Je me suis néanmoins bien vite rendue compte de ma méprise : le cœur de la clientèle du salon de thé, ce ne sont pas les vieux, mais les touristes, d’authentiques Suédois avec gros sacs et tapis de sol qui dépassent. À bien y regarder, même la petite dame qui s’étouffait avec son croissant depuis plus d’une heure (on n’est pas passés loin du drame) était sans aucun doute canadienne (rapport à son pantalon et à son maquillage).

Heeeeeeein, voilà l’explication, s’est dit ton amie chômeuse.
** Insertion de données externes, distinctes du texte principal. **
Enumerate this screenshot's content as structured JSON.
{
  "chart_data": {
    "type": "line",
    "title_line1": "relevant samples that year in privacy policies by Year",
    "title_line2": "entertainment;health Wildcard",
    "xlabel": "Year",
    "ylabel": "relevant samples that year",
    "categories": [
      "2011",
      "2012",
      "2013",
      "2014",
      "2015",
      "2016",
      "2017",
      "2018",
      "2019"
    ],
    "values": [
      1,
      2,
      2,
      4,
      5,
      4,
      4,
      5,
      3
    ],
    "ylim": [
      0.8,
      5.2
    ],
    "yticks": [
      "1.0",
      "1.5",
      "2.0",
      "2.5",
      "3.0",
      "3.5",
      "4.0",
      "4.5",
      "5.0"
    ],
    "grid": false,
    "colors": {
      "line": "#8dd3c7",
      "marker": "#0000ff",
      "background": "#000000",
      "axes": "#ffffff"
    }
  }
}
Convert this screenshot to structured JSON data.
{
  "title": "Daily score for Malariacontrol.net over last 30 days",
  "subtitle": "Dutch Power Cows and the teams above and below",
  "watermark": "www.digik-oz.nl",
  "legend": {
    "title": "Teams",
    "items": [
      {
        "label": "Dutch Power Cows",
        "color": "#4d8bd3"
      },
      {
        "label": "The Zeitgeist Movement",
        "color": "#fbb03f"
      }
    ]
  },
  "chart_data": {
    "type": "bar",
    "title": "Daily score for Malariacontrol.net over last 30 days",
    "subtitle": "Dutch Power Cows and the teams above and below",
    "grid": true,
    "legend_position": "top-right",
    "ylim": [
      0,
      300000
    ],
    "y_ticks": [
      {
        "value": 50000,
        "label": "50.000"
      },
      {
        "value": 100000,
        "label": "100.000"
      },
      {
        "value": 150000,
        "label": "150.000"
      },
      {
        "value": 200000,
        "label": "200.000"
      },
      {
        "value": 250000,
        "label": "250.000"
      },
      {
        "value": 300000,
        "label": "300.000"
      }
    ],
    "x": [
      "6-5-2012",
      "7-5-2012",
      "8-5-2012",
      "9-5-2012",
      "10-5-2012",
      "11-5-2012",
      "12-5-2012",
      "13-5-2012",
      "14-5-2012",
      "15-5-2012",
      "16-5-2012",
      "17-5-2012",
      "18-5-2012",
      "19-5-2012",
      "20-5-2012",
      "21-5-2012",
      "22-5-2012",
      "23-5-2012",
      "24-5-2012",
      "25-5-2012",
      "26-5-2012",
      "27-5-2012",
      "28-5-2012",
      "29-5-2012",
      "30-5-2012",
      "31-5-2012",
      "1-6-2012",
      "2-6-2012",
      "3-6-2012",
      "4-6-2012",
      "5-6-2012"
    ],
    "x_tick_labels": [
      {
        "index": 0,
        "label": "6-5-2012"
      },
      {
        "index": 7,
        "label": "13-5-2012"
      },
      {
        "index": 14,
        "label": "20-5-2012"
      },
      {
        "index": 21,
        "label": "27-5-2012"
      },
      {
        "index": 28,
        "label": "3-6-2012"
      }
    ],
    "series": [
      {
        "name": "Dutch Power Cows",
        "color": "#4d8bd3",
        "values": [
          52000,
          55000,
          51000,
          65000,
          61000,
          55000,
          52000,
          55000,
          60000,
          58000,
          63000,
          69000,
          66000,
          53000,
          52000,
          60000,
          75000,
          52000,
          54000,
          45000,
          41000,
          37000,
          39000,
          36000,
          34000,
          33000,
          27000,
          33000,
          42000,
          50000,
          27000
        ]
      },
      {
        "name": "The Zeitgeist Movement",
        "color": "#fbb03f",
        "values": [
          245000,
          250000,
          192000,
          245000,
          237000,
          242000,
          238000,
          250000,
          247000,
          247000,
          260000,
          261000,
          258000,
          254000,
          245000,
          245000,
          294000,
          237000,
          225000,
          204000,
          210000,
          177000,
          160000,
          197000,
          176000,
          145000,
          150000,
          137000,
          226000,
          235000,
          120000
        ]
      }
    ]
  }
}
Angelina sait bien que ses clients reprendront l’avion d’ici quelques jours pour ne jamais revenir, inutile de s’emmerder à soigner le cadre et le service.

Un peu plus tard, Solange nous explique : « Notre spécialité c’est le chocolat chaud… » (les yeux mouillés de larmes, ton amie chômeuse rebondit en disant que c’est vrai, elle se rappelle que sa maman l’emmenait boire un chocolat chez Angelina quand elle s’était montrée particulièrement balèze à l’école, mais Solange n’est pas émue et je dois abréger mon anecdote) « … et si vous voulez un jus d’orange, ce sera en supplément. » (et ben alors tu te le carres où je pense, t’avais qu’à écouter ma séquence souvenirs d’enfance, vieille teigne).

Ton amie chômeuse a déjà dit tout le mal qu’elle pensait de la smartbox et du piètre accueil qui l’accompagne dans 90% des cas. Chez Angelina, vous aurez droit à un chocolat chaud (toujours au top, il faut l’admettre) et à deux mini-viennoiseries avec du beurre fondu. C’est quand même chouette, d’autant plus que c’est gratos, mais enfin on se dit que celui qui vous avait offert la box imaginait quelque chose de plus grandiose. Mais le mieux, c’est encore le serveur qui a couru après ton amie chômeuse dans la rue :

« - EXCUSEZ-MOI !
- Oui ?
- Je peux vous demander auprès de qui vous avez PAYÉ ?
- Oui, allez-y.
- … (air pincé, bras croisés)?
- J’avais une smartbox. Tu la ramènes moins hein ? Ah t’es cassé… » (bon je n’ai pas dit les deux dernières phrases mais j’aurais pu).